The scope of the Upper Arena construction project was not what the Board approved. In November 2024, the Board approved a vision for the lower stables. This included educational areas and visitor routes. Staff later shifted the project footprint uphill without returning for Board review.
Midpen’s own maps show this shift. The original Ad Hoc planning area was in the lower stable area. The revised boundary pulled a private operational area into the project. The upper arena was never approved as part of the public programming area. Yet, Midpen is now spending public money on construction there.
Furthermore, the project was described to the Board as a "minor one-day repair." In February 2026, Assistant General Manager Brian Malone publicly called it a one-day project. The bid solicitation tells a different story. The Request for Bids (RFB) describes a 27,000-square-foot reconstruction. It involves grading, laser leveling, sand removal, and heavy equipment operations.
The contract award is based on a "Total Base Bid." However, the RFB removes known costs for contaminated sand handling and disposal from the headline number. Midpen already knew these costs existed because the nonprofit operator warned them. The public sees a project under $53,000. This amount is low enough to avoid deeper Board review. The actual reconstruction is much larger and more expensive.
Before the deadline passed, the public asked Midpen how contractors should price these known costs. Midpen did not answer any questions. They did not correct the bid structure or clarify the pricing. A major project now moves forward while the visible cost remains low to avoid scrutiny.
As criticism grew, Midpen added a wildlife-protection section to the project webpage. A photo of great horned owls from a different preserve appeared next to promises about stewardship. Wildlife protection is not measured by webpages. It is measured by actions on the ground.
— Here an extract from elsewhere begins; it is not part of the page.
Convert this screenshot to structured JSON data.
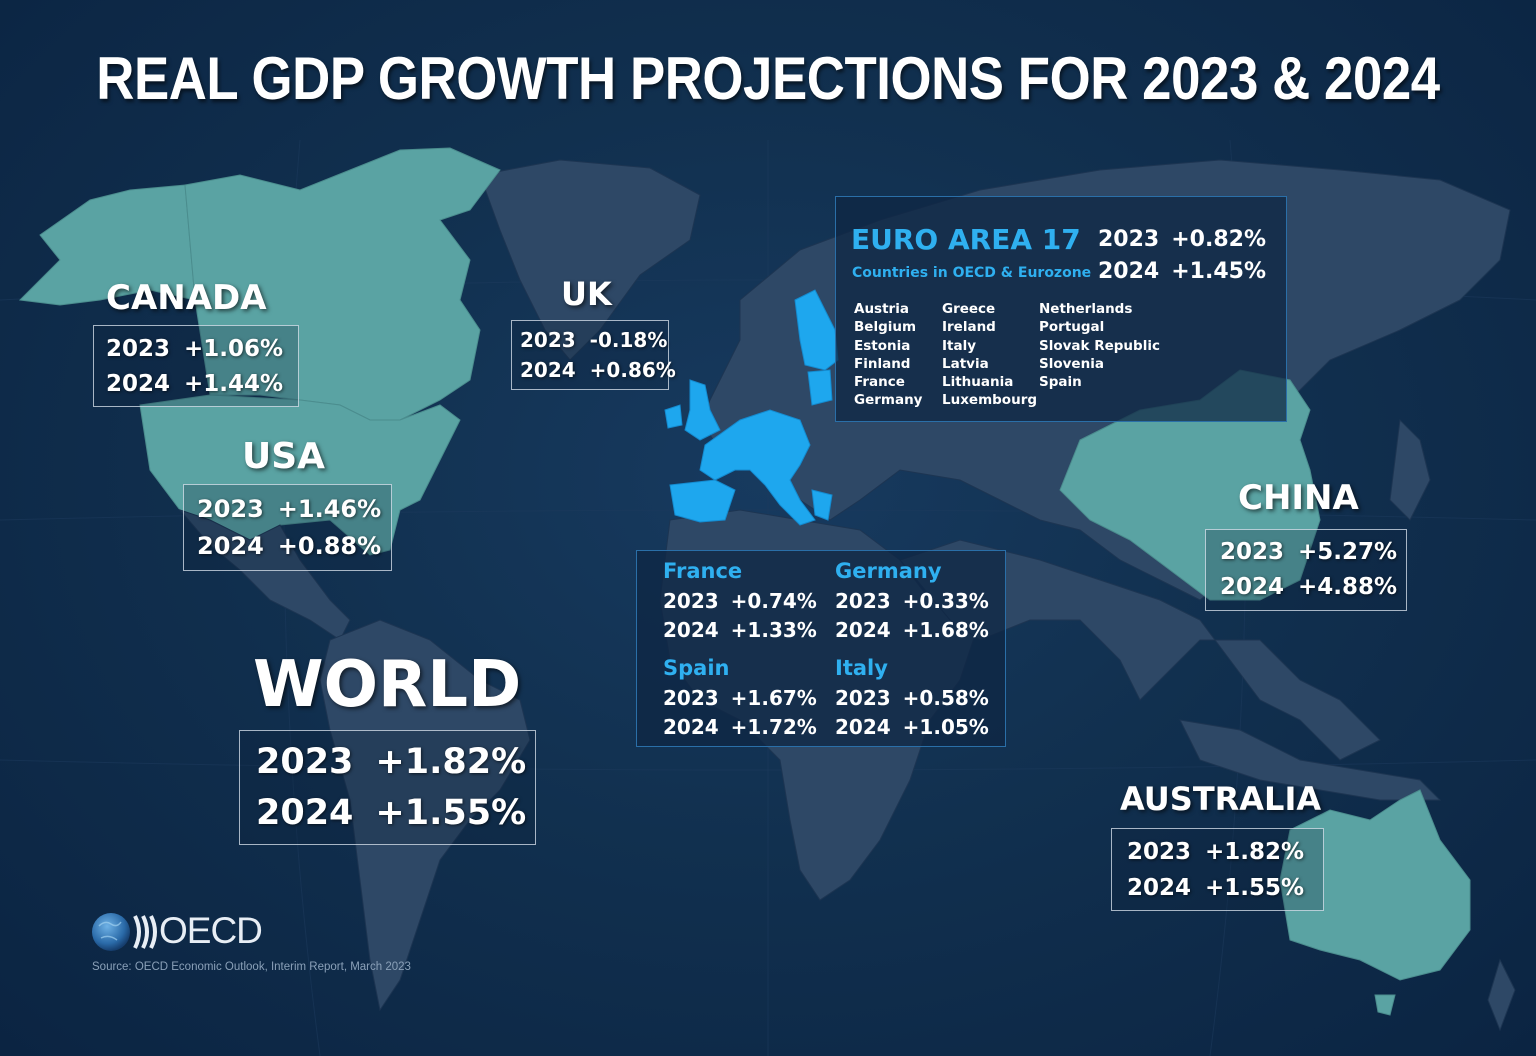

Midpen promises to follow rigorous best management practices. They say these processes help them balance land care with public enjoyment. However, the stewardship language does not match reality at the stables. Midpen proceeded with nesting season projects without the focused surveys, buffer documentation, or protective measures its own framework describes. The agency’s written protections do not line up with the disturbance happening on the ground.